Chest X-rays may help determine which COVID-19 patients have the most severe cases and require hospitalization or intubation.

Chest X-rays in the ER identify COVID-19 severity in adult patients

May 19, 2020
by John R. Fischer, Senior Reporter
Young and middle-aged adults with COVID-19 may benefit from a chest X-ray when taken to the emergency room, says a new study conducted at Mount Sinai Health System.

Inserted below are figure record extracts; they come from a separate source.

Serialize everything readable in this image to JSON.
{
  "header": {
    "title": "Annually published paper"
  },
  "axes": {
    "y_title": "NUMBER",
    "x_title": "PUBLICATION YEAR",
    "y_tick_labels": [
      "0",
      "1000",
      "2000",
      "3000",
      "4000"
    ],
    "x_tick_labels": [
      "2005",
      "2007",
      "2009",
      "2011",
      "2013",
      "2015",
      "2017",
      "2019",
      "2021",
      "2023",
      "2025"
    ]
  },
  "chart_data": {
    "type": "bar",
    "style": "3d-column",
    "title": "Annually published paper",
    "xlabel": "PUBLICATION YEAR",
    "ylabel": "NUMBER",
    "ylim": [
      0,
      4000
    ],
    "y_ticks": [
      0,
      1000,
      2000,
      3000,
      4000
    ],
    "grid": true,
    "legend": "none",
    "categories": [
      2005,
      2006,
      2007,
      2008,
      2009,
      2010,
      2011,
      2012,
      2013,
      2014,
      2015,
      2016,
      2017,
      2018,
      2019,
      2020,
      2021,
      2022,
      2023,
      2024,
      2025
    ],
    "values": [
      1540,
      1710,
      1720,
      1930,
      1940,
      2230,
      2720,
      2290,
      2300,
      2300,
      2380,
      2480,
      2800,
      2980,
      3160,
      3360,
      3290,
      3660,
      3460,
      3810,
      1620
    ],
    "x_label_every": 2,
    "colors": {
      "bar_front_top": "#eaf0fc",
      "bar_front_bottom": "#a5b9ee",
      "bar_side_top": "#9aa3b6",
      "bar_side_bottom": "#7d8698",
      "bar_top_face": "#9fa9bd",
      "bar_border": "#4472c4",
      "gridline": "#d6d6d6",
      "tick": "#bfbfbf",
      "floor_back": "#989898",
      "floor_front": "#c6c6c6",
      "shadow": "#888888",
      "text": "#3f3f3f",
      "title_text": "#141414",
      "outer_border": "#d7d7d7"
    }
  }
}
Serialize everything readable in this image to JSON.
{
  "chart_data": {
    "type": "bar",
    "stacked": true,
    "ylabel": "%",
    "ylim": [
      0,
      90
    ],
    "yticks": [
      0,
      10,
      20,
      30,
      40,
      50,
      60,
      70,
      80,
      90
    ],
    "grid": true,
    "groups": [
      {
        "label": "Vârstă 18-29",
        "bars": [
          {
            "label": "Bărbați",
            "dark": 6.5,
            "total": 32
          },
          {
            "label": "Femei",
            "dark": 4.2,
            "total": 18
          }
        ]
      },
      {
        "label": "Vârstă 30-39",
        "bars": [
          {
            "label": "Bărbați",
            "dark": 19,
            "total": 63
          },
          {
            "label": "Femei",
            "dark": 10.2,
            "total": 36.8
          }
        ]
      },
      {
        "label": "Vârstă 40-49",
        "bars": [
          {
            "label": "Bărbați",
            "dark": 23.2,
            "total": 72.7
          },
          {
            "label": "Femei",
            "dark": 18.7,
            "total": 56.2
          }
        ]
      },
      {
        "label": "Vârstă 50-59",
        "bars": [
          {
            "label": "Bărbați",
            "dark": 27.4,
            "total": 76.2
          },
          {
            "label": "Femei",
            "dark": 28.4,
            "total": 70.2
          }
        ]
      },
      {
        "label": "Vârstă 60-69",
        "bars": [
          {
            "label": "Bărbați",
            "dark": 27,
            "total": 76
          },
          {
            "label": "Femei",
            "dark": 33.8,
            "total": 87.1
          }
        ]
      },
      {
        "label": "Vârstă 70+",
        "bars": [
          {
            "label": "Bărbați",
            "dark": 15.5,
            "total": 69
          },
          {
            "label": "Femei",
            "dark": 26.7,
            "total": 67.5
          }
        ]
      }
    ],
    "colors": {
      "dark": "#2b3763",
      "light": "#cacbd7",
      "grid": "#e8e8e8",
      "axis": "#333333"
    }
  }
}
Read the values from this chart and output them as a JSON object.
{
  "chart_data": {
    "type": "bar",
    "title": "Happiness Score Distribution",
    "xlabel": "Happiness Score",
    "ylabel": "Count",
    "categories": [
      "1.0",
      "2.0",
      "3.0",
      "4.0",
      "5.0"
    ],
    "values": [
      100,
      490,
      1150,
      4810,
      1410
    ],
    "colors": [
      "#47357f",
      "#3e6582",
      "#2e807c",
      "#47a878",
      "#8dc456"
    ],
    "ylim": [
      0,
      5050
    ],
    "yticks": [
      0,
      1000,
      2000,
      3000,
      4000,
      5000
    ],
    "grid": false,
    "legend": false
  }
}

Researchers at the New York-based practice found that a chest X-ray can help identify faster which patients require hospitalization and intubation based on the severity of coronavirus patterns in their lungs. They assert that the approach could enable quicker triage and treatment of high-risk patients.

"This is the first study looking at how we can use chest X-rays from the emergency room to predict how sick COVID-19 patients will get,” first author Dr. Danielle Toussie, a resident in the department of radiology at the Icahn School of Medicine at Mount Sinai, said in a statement. “We demonstrate how valuable X-rays can be during this pandemic because, by evaluating disease in different portions of the lungs, we can predict outcomes, which can potentially help appropriately allocate resources and expedite treatment in the most severe cases.”

The team involved in the study devised a unique scoring system from zero to six to measure the severity of the disease on the lungs and used it to assess records of 338 COVID-19 patients who were seen between March 10 and March 26. Subjects were between 21 and 50, and each underwent an X-ray in the ER at The Mount Sinai Hospital, Mount Sinai Queens or Mount Sinai Brooklyn.

Investigators searched for opacities and their locations on each scan, having previously found patients with opacities to fare worse than those with disease in the lower lobes only. The X-rays were divided into zones of upper right, upper left, middle right, middle left, lower right and lower left, with a patient’s total score depending on how many zones the disease showed up in. Lower severity ranged from zero to two, and higher severity from three to six.

Of the 338 patients, 145 were admitted.Those with the highest scores were 6.2 times more likely to need hospitalization and 4.7 times more likely to be intubated. Of the 34 patients with a zero score, two were intubated, as was one out of the 15 that scored a one, six of the 38 that scored a two, two of the 14 that scored a three, 10 of the 32 that got a four and three of the seven who scored a five. Four of the five who scored a six were intubated.

Of the study participants, 61 percent were men, who were more likely to have higher chest X-ray scores and be admitted but less likely to be intubated. The report also took into account preexisting conditions such as obesity, with such patients more likely to have higher scores and require hospitalization.

In contrast to prior reports, no significant differences were found based on race and ethnicity when adjusting for other factors such as age, gender, comorbid medical conditions and weight. Those at Mount Sinai Queens, however, were more likely to have more severe forms of the disease and require intubation than Manhattan or Brooklyn patients.

"These findings underscore how COVID-19, despite its many manifestations, is largely a respiratory illness and the lung changes identifiable on X-ray are a primary predictor of disease progression," said senior author Dr. Adam Bernheim, assistant professor of diagnostic, molecular and interventional radiology at the Icahn School of Medicine at Mount Sinai, in a statement. "This work is foundational for demonstrating the role of radiology not only in diagnosis, but also in predicting, triaging, and risk-stratifying COVID-19 patients so that those at highest risk for severe disease can be immediately identified from the moment of the very first chest X-ray upon presentation."

Cardiothoracic radiologists at Mount Sinai are currently using the scoring system in clinical practice.

The BioMedical Engineering and Imaging Institute at Mount Sinai also contributed to the research.

The findings were published in the journal, Radiology.